This Week in Gaming is your definitive weekly guide to the biggest stories and controversies behind the latest esport and gaming headlines. This is everything you need to know about the week that was, but on steroids.
Overwatch League Logo Power Rankings
Now that all 12 inaugural OWL teams have been revealed, it's time to rank them from bad to least bad! Heck, some of them might even be good.
12. Florida Mayhem
Firstly, this whole thing is trying way too hard to be edgy which I guess suits a team that's already trying really hard to be edgy. Secondly, the palm tree fuse is too cute by half. Thirdly, unless you are being paid by McDonald's, red and yellow is a terrible color scheme.
11. New York Excelsior
Sorry guys, Stan Lee wants his catchphrase back. The X-Men might also want to have a word.
10. Los Angeles Valiant
You have to admit, 10th is a pretty generous position for a team that stole their colors from John Deere.
9. Los Angeles Gladiators
Great branding for your nephew's little league team, kind of generic for an esports franchise. Also, contrary to what the press release says, the Lion is in no way reminiscent of the L.A. Rams' logo.
8. Philadelphia Fusion
Man, there hasn't been a nuclear disaster this bad on American soil since Three Mile Island.
7. San Francisco Shock
The only thing "shocking" about this team is that J.Lo is an investor.
6. Dallas Fuel
"Hmm... how do we make fossil fuels cool to a generation raised on An Inconvenient Truth? Esports!"
5. Boston Uprising
4. Seoul Dynasty
At least it's better than the soap opera of the same name on the CW. But then again, so is a drill to the head.
3. London Spitfire
Cheers love, World War II nostalgia is here.
2. Shanghai Dragons
Look, sure it's a little generic, but I live my life by one rule and only one rule: Dragons make everything better.
1. Houston Outlaws
I've always had a soft spot for OpTic's black and green color scheme and the combination of two iconic bits of Western imagery — six shooters and longhorns — is really clever. Plus, it gives them a really obvious choice for their entrance music.
We Don't Like...
Call of Duty: WWII's exciting Loot Crate mission
While early professional reviews for the latest iteration of the Call of Duty franchise have been positive, somehow I don't think Metacritic will be as forgiving of the fact that the game features a daily quest to watch someone else open loot boxes.
Seriously, what better way to engage with the intense drama and horror of war than by watching someone else open a loot box so you can get currency to get your own loot boxes. That's some real engaging content right there.
We're Unsure Of...
Do we want SKT's dynasty to end?
On Saturday, the final battle of Worlds 2017 will be waged between SK Telecom T1 and Samsung Galaxy. While Samsung lost to them on the same stage last year after a heart-breaking reverse-sweep, this year they face a very different, less dominant SKT.

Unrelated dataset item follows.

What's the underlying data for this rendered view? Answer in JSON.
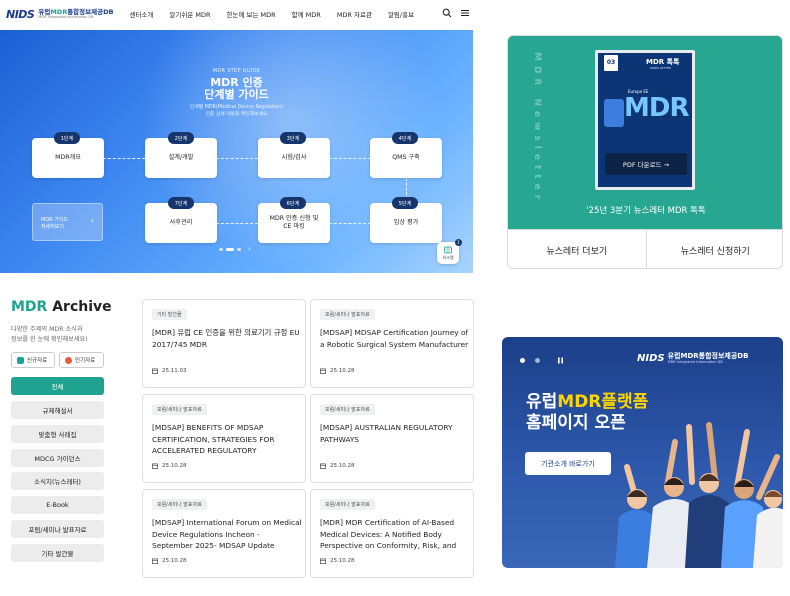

But if SKT loses now, what will happen to League of Legends? More importantly, what will happen to the world? "SKT is the best League of Legends team in the world" is a fundamental principle of the universe on the same level of gravity or Pi.
If we're stripped of that, what will happen? Will the seas rise? Will the sky fall? Will we look up and shout "save us" as Faker whispers "no."
Oh who am I kidding? SSG are just going to get bodied again because SKT is super good at late-game team fights. At least, I hope that's true. For all our sakes...
"My League of Legends Champion Can't Be This Cute!"
If the Star Guardians weren't kawaii enough for you, boy does Riot have the champion for you.
Zoe, the Twilight Aspect, is the Manic Pixie Dream Champion of your wildest dreams with the pep and whimsy of at least three Disney Princesses. She also seems like she'll be pretty tough to deal with, with a highly mobile kit that includes a whole lot of teleportation shenanigans.